On n’a jamais su pourquoi François-Bergoglio n’a pas voulu se rendre en Argentine, alors qu’il a visité à deux reprises des pays voisins : l’Équateur, la Bolivie et le Paraguay (5 au 13 juillet 2015), le Chili et le Pérou (15 au 22 janvier 2018).

Cela n’est pas dû à des problèmes d’agenda, comme on l’a souvent dit de manière informelle, car il est bien connu que lorsque l’évêque de Rome prend ses décisions, il le fait de manière totalement individuelle, en sautant ou en laissant de côté les protocoles, les agendas, les programmes, les décisions institutionnelles, etc.

Il est clair que s’il ne s’est pas rendu en Argentine en tant que pape jusqu’à présent, c’est parce qu’il n’a jamais voulu le faire… jusqu’à présent. Bien qu’il n’y ait pas de confirmation officielle, et malgré les doutes de beaucoup, il semble cette fois que le pontife se rendra l’année prochaine dans son pays natal, notre Argentine.

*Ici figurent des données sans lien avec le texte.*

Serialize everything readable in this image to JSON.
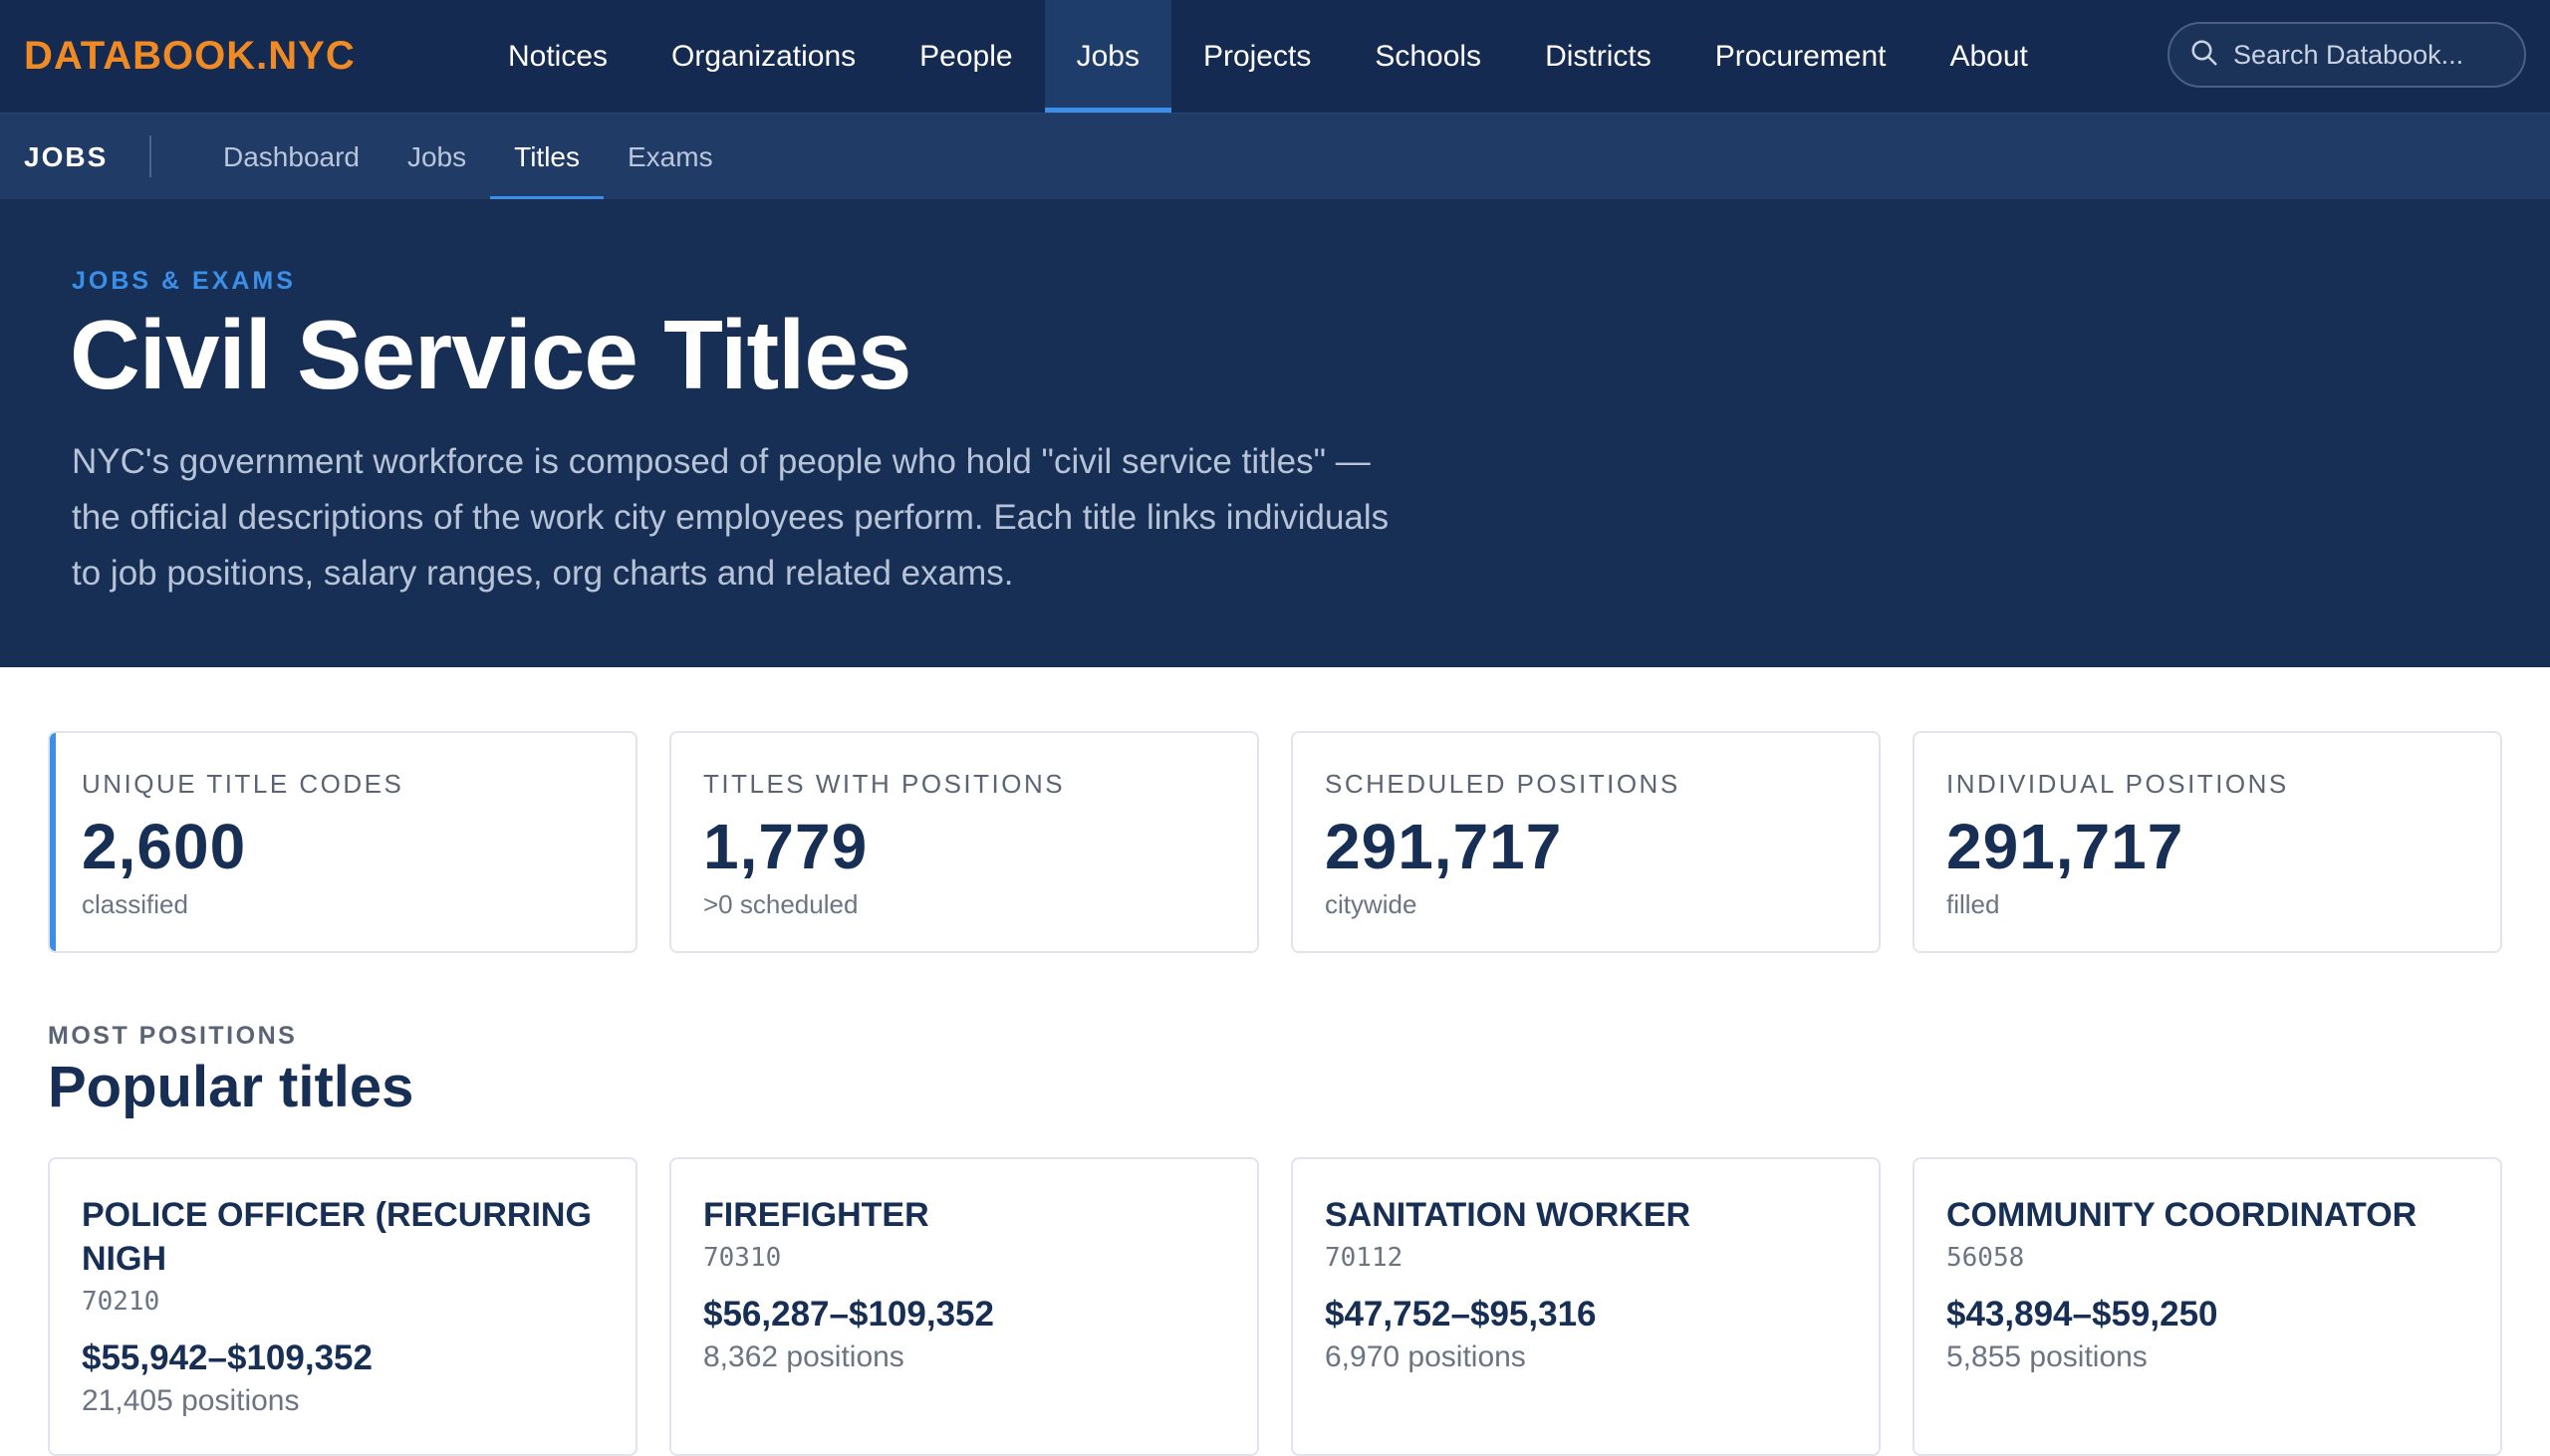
{
  "brand": {
    "logo": "DATABOOK.NYC"
  },
  "nav": {
    "items": [
      {
        "label": "Notices"
      },
      {
        "label": "Organizations"
      },
      {
        "label": "People"
      },
      {
        "label": "Jobs"
      },
      {
        "label": "Projects"
      },
      {
        "label": "Schools"
      },
      {
        "label": "Districts"
      },
      {
        "label": "Procurement"
      },
      {
        "label": "About"
      }
    ],
    "active": "Jobs",
    "search_placeholder": "Search Databook..."
  },
  "subnav": {
    "title": "JOBS",
    "items": [
      {
        "label": "Dashboard"
      },
      {
        "label": "Jobs"
      },
      {
        "label": "Titles"
      },
      {
        "label": "Exams"
      }
    ],
    "active": "Titles"
  },
  "hero": {
    "eyebrow": "JOBS & EXAMS",
    "title": "Civil Service Titles",
    "description": "NYC's government workforce is composed of people who hold \"civil service titles\" — the official descriptions of the work city employees perform. Each title links individuals to job positions, salary ranges, org charts and related exams."
  },
  "stats": [
    {
      "label": "UNIQUE TITLE CODES",
      "value": "2,600",
      "sub": "classified"
    },
    {
      "label": "TITLES WITH POSITIONS",
      "value": "1,779",
      "sub": ">0 scheduled"
    },
    {
      "label": "SCHEDULED POSITIONS",
      "value": "291,717",
      "sub": "citywide"
    },
    {
      "label": "INDIVIDUAL POSITIONS",
      "value": "291,717",
      "sub": "filled"
    }
  ],
  "popular": {
    "eyebrow": "MOST POSITIONS",
    "title": "Popular titles",
    "titles": [
      {
        "name": "POLICE OFFICER (RECURRING NIGH",
        "code": "70210",
        "salary": "$55,942–$109,352",
        "positions": "21,405 positions"
      },
      {
        "name": "FIREFIGHTER",
        "code": "70310",
        "salary": "$56,287–$109,352",
        "positions": "8,362 positions"
      },
      {
        "name": "SANITATION WORKER",
        "code": "70112",
        "salary": "$47,752–$95,316",
        "positions": "6,970 positions"
      },
      {
        "name": "COMMUNITY COORDINATOR",
        "code": "56058",
        "salary": "$43,894–$59,250",
        "positions": "5,855 positions"
      }
    ]
  },
  "colors": {
    "nav_bg": "#142a50",
    "subnav_bg": "#203b65",
    "hero_bg": "#172e55",
    "accent": "#3b8fe8",
    "logo": "#f08a24"
  }
}
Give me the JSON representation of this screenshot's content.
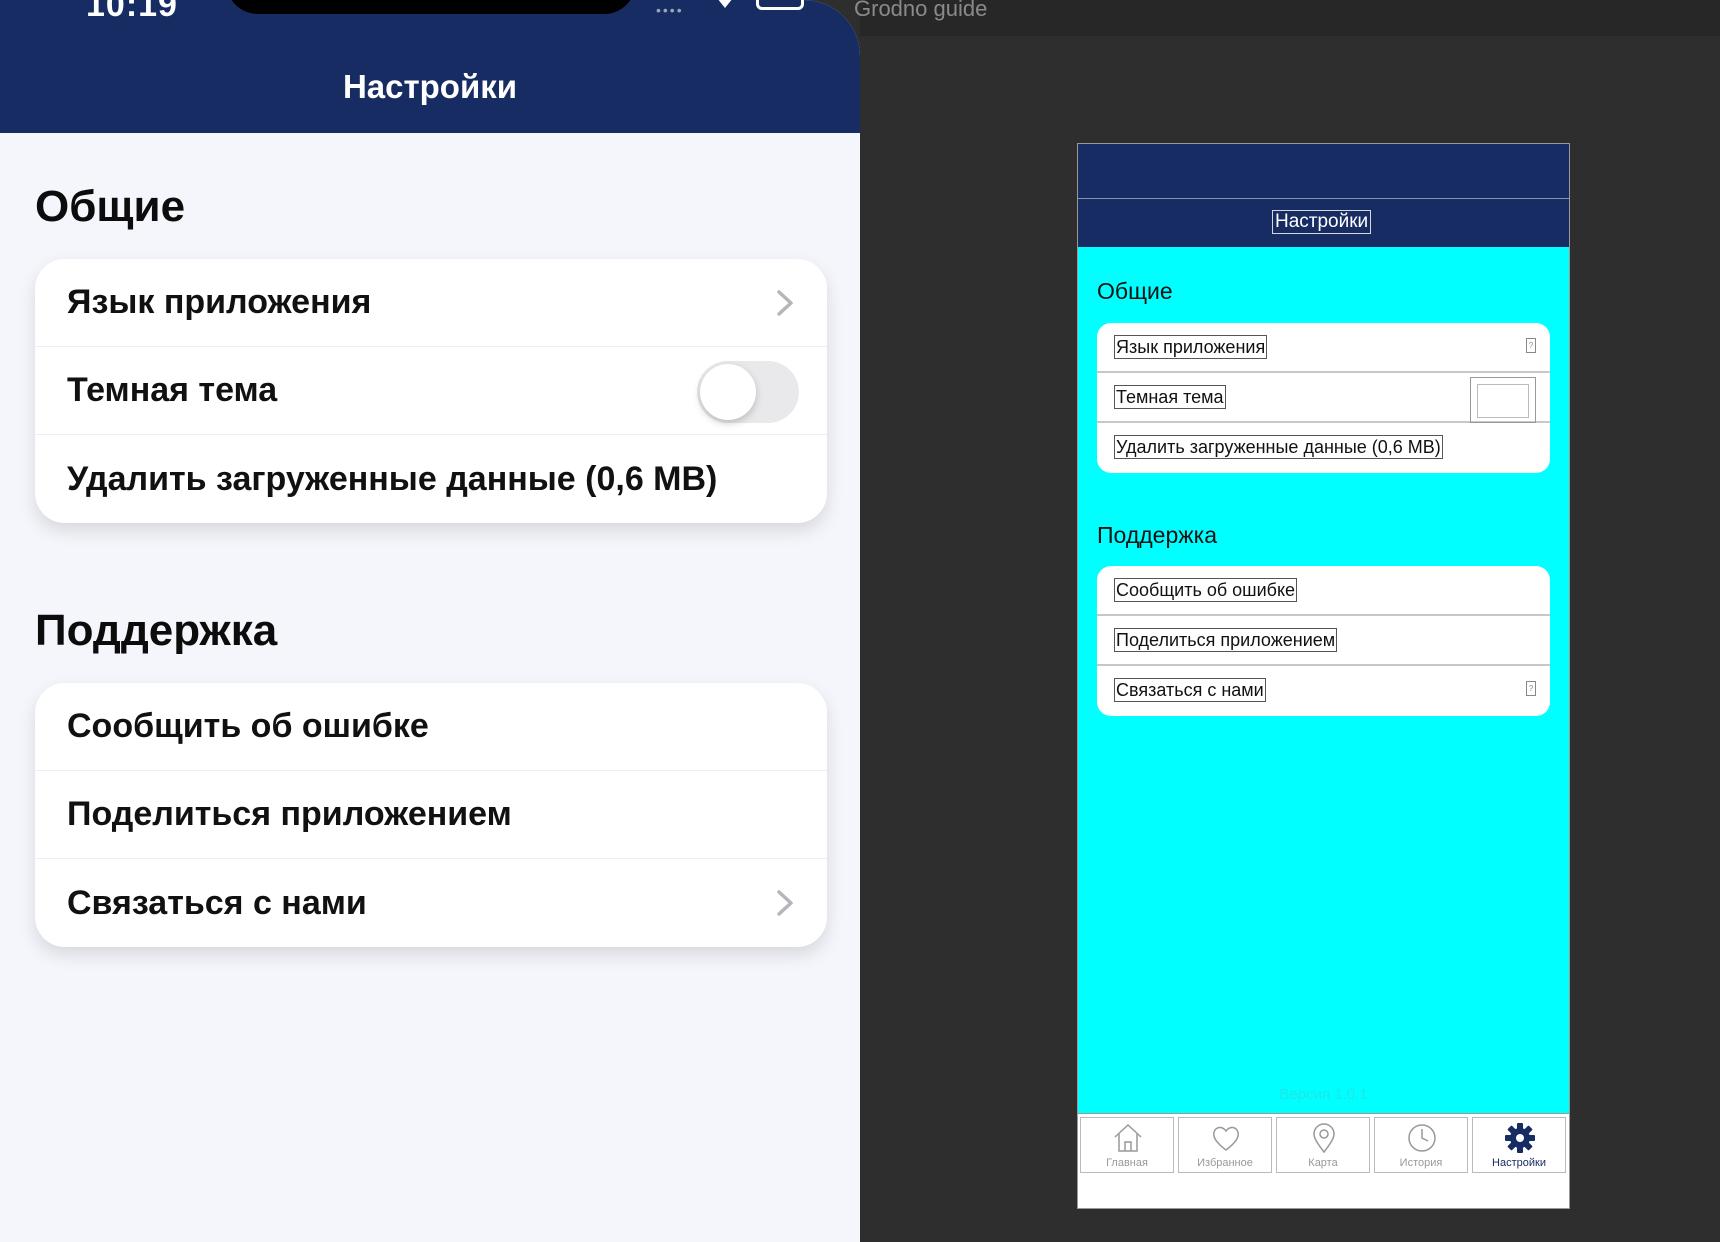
{
  "status_bar": {
    "time": "10:19",
    "dots": "••••"
  },
  "phone": {
    "title": "Настройки",
    "sections": [
      {
        "title": "Общие",
        "items": [
          {
            "label": "Язык приложения",
            "accessory": "chevron-right"
          },
          {
            "label": "Темная тема",
            "accessory": "toggle",
            "toggle_on": false
          },
          {
            "label": "Удалить загруженные данные (0,6 MB)",
            "accessory": "none"
          }
        ]
      },
      {
        "title": "Поддержка",
        "items": [
          {
            "label": "Сообщить об ошибке",
            "accessory": "none"
          },
          {
            "label": "Поделиться приложением",
            "accessory": "none"
          },
          {
            "label": "Связаться с нами",
            "accessory": "chevron-right"
          }
        ]
      }
    ]
  },
  "editor": {
    "window_title": "Grodno guide",
    "preview": {
      "title": "Настройки",
      "sections": [
        {
          "title": "Общие",
          "items": [
            {
              "label": "Язык приложения",
              "accessory": "glyph"
            },
            {
              "label": "Темная тема",
              "accessory": "switch"
            },
            {
              "label": "Удалить загруженные данные (0,6 MB)",
              "accessory": "none"
            }
          ]
        },
        {
          "title": "Поддержка",
          "items": [
            {
              "label": "Сообщить об ошибке",
              "accessory": "none"
            },
            {
              "label": "Поделиться приложением",
              "accessory": "none"
            },
            {
              "label": "Связаться с нами",
              "accessory": "glyph"
            }
          ]
        }
      ],
      "version": "Версия 1.0.1",
      "tabs": [
        {
          "label": "Главная",
          "icon": "home-icon",
          "active": false
        },
        {
          "label": "Избранное",
          "icon": "heart-icon",
          "active": false
        },
        {
          "label": "Карта",
          "icon": "map-pin-icon",
          "active": false
        },
        {
          "label": "История",
          "icon": "clock-icon",
          "active": false
        },
        {
          "label": "Настройки",
          "icon": "gear-icon",
          "active": true
        }
      ]
    }
  },
  "colors": {
    "header": "#162c63",
    "preview_bg": "#00ffff",
    "app_bg": "#f5f6fb",
    "toggle_off": "#e9e9eb"
  }
}
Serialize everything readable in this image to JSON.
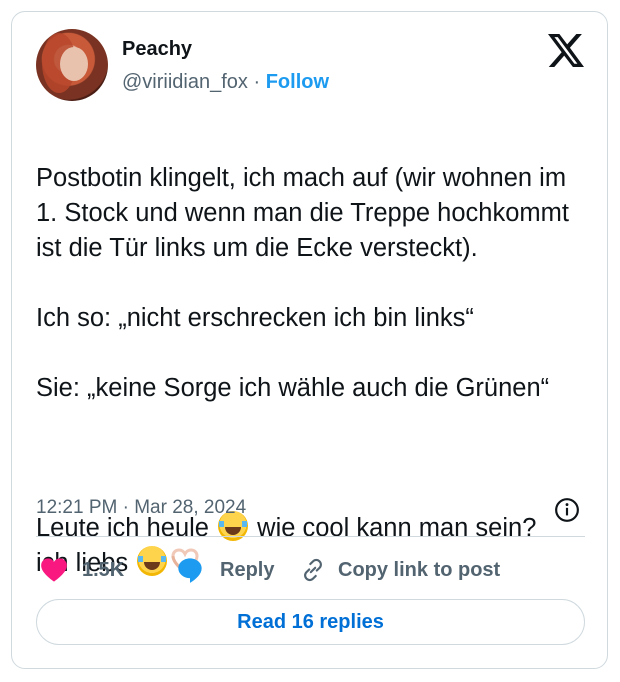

Contrairement à ce que l’on pourrait penser, la nouvelle n’a pas suscité d’émoi, ni de joie ou d’enthousiasme parmi les fidèles catholiques, comme cela aurait pu être le cas au début de son pontificat. Tout d’abord, parce que le temps écoulé depuis l’élection du pape argentin est en principe préjudiciable à la nouveauté; l’exercice du pouvoir par notre compatriote a suscité des ressentiments, voire des perplexités – tout comme au niveau de l’Église universelle – puisqu’il a été constaté qu’au sein de l’Église argentine, il y a « des fils de première classe et des fils de seconde classe », au-delà de la « synodalité », du « dialogue », du « discernement », de la « miséricorde », de la « tendresse », de la « fraternité », comme l’ont prouvé certaines communautés religieuses traditionnelles et certains évêques non-progressistes, tous fidèles à la tradition catholique et à l’orthodoxie. Des évêques délinquants et pervers [voir par exemple le cas Zanchetta, ndt]] qui ont compté jusqu’à la dernière minute sur la protection complice du pontife, alors qu’il y a des évêques fidèles au Christ et à l’Église dont la démission a été acceptée quelques heures ou quelques jours après avoir atteint la limite d’âge pour rester en fonction, parce qu’ils ne faisaient pas partie du cercle d’amis pontifical [comme Mgr Aguer, archevêque de La Plata, ndt].

Même chose pour les communautés et mouvements religieux qui professent la foi en toute orthodoxie et restent fidèles à la tradition liturgique latine, mais dont la vie religieuse a été limitée ou annulée pour des raisons canoniques qui ne sont pas toujours claires.

Ou la fermeture ou la dissolution de séminaires de formation doctrinale et théologique solide, parce qu’ils ont « négligé ou laissé de côté la pastorale ».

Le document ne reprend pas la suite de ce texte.